Cuando, a name of the Chobe, a tributary of the Zambesi (q.v.).
Cuango, or Kwanoo. See Congo.
Cucuta, San Jose de, a town in the Colombian dep. of Santander, on the Rio Zulia, 35 miles S. of Puerto Villamizar by rail. It was rebuilt after the earthquake of 1875. Pop. 10,000. - Rosario de Cucuta, to the SE., has also large plantations of coffee and cacao. Pop. 6000.
Cuddalore (Kudalur or Gudulur), the chief town in South Arcot, on the Coromandel or east coast of India, 16 miles S. of Pondicherry. It has a large trade by land with Madras in oils, indigo, and sugar, and exports grain by sea. Cuddalore, for 77 years British, was in 1758 taken by the French, but finally ceded to Britain in 1785. Pop. 53,000.
Cuddapah, a town 161 miles NW. by rail of Madras. Pop. 18,982.
Cuenca (Kwen-ka), a decayed city of Spain, 85 miles ESE. of Madrid, stands 2960 feet above sea-level, at the confluence of the Jucarand Huecar. It has a very interesting cathedral (1177-1669).
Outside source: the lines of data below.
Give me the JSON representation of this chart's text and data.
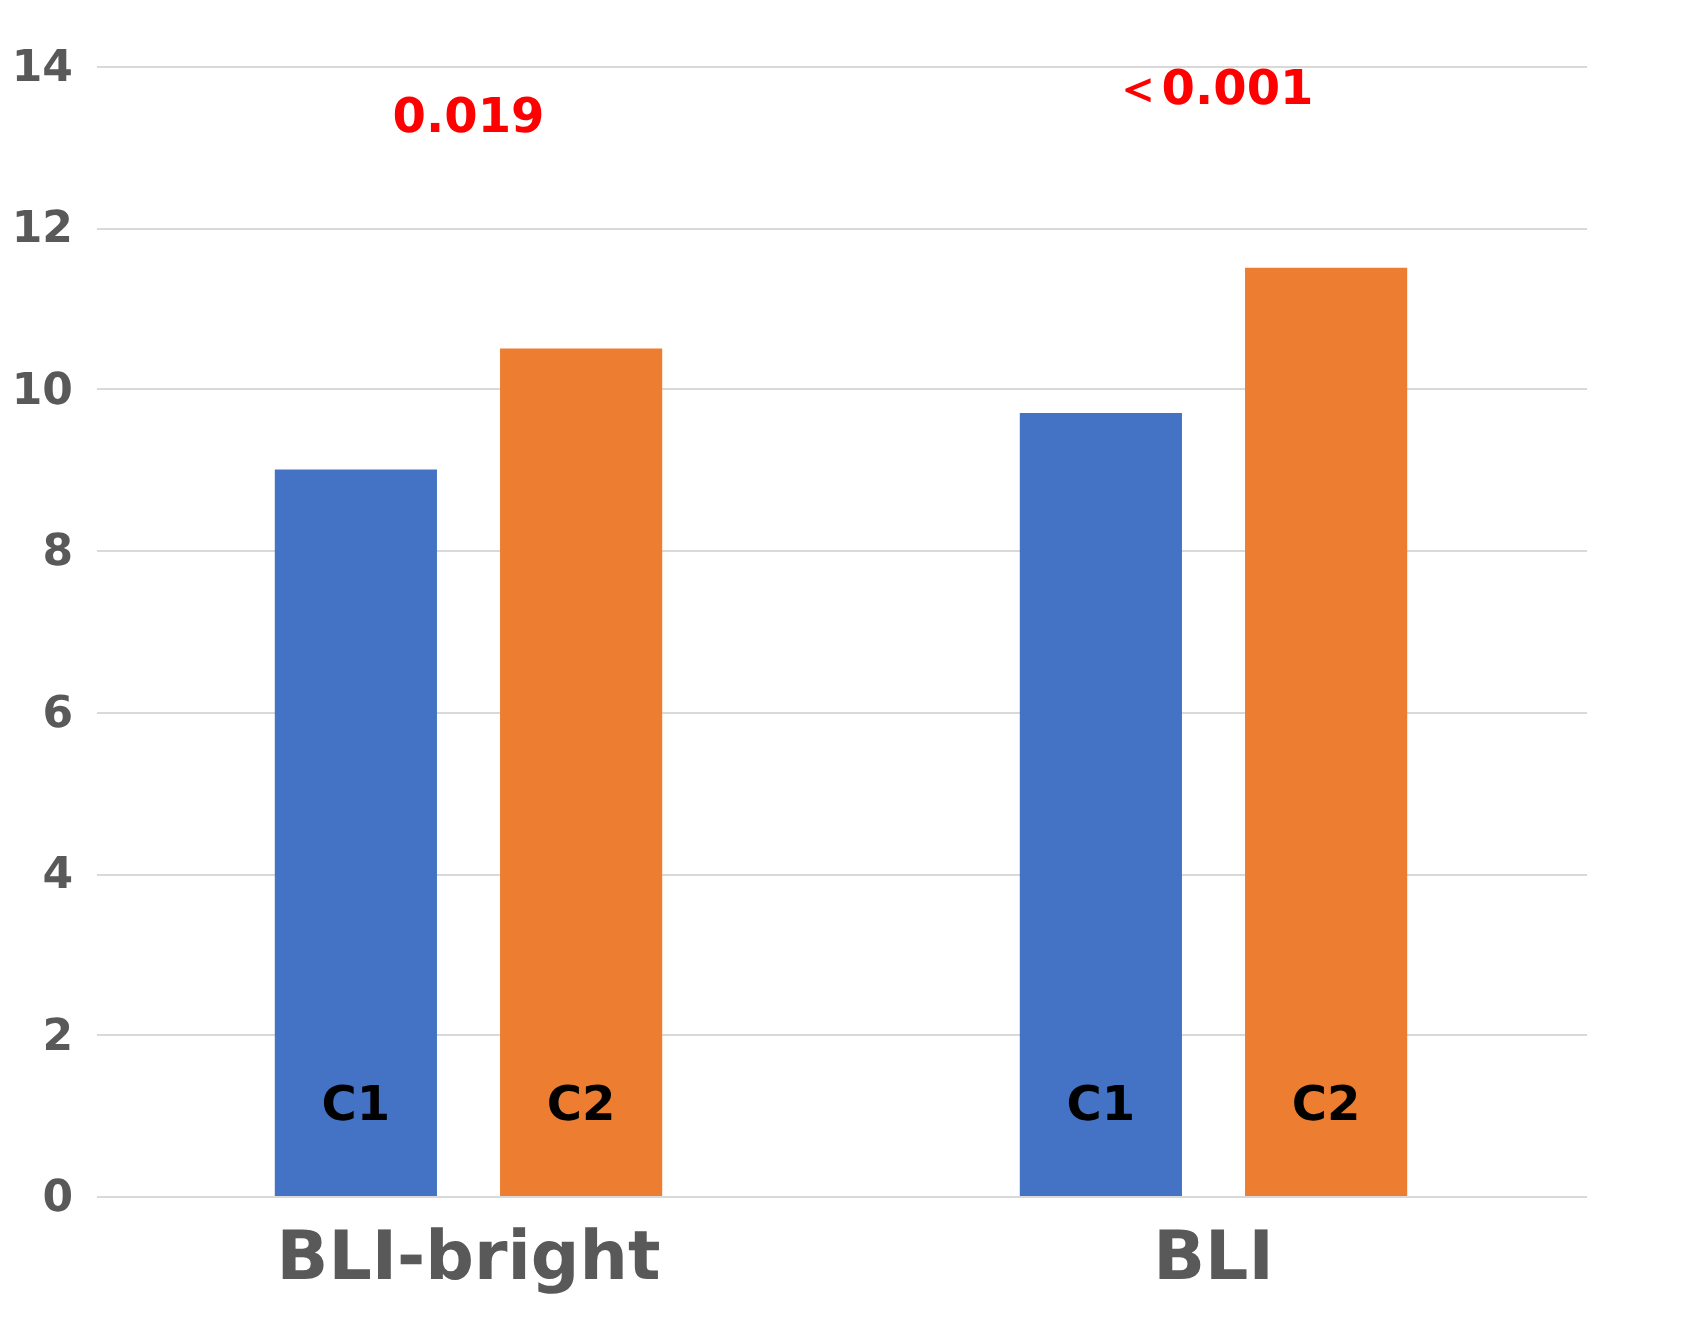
{
  "chart_data": {
    "type": "bar",
    "categories": [
      "BLI-bright",
      "BLI"
    ],
    "series": [
      {
        "name": "C1",
        "color": "#4472c4",
        "values": [
          9.0,
          9.7
        ]
      },
      {
        "name": "C2",
        "color": "#ed7d31",
        "values": [
          10.5,
          11.5
        ]
      }
    ],
    "ylim": [
      0,
      14
    ],
    "yticks": [
      0,
      2,
      4,
      6,
      8,
      10,
      12,
      14
    ],
    "grid": "y",
    "legend": false,
    "annotations": [
      "0.019",
      "＜0.001"
    ]
  }
}
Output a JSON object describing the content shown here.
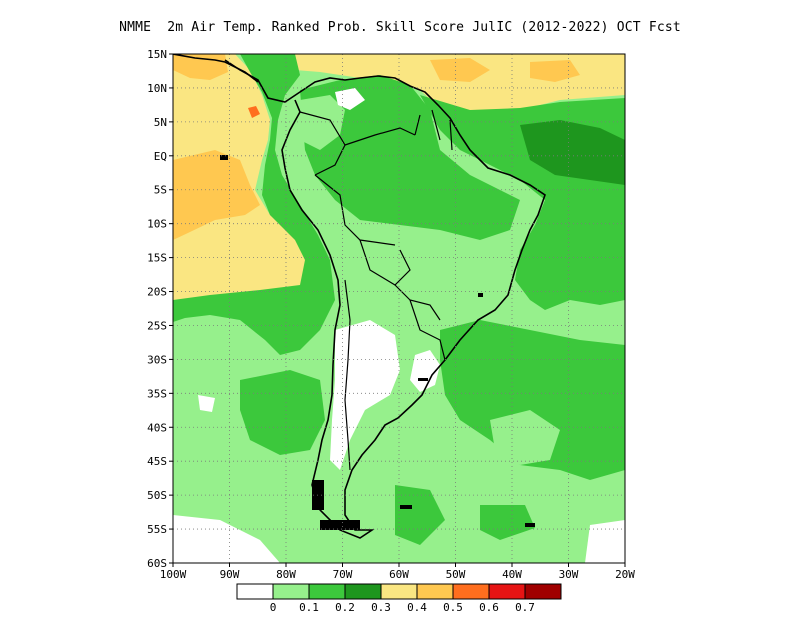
{
  "title": "NMME  2m Air Temp. Ranked Prob. Skill Score JulIC (2012-2022) OCT Fcst",
  "axes": {
    "lat_labels": [
      "15N",
      "10N",
      "5N",
      "EQ",
      "5S",
      "10S",
      "15S",
      "20S",
      "25S",
      "30S",
      "35S",
      "40S",
      "45S",
      "50S",
      "55S",
      "60S"
    ],
    "lon_labels": [
      "100W",
      "90W",
      "80W",
      "70W",
      "60W",
      "50W",
      "40W",
      "30W",
      "20W"
    ],
    "lat_range": [
      -60,
      15
    ],
    "lon_range": [
      -100,
      -20
    ],
    "grid": "dotted"
  },
  "colorbar": {
    "colors": [
      "#ffffff",
      "#96f08c",
      "#3cc83c",
      "#1e961e",
      "#fae682",
      "#ffc850",
      "#ff6e1e",
      "#e61414",
      "#a00000"
    ],
    "labels": [
      "0",
      "0.1",
      "0.2",
      "0.3",
      "0.4",
      "0.5",
      "0.6",
      "0.7"
    ]
  },
  "palette": {
    "white": "#ffffff",
    "light_green": "#96f08c",
    "green": "#3cc83c",
    "dark_green": "#1e961e",
    "yellow": "#fae682",
    "orange": "#ffc850",
    "dark_orange": "#ff6e1e"
  }
}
Pop. 10,300. - Area of province of Cuenca, 6726 sq. m.; pop. 251,000.
Cuernavaca (Kweravah'ka), capital of the Mexican state Morelos, 40 miles S. of Mexico City. Near it is the famed teocalli of Xochicalco. Pop. 17,000.
Culiacan', a city of Mexico, on the Rio de Culiacan, 100 miles SE. of Sinaloa. Pop. 11,000.
Cullen, a fishing-town of Banffshire, on the Moray Firth, 67 miles NW. of Aberdeen by railway (1885). Backed by the conical Bin Hill (1050 feet), it has a harbour (1817-34), a cruciform parish church, and Cullen House, a seat of the Earl of Seafield. A royal burgh since about 1200, Cullen unites with Elgin, etc, to return one member. Pop. 4100.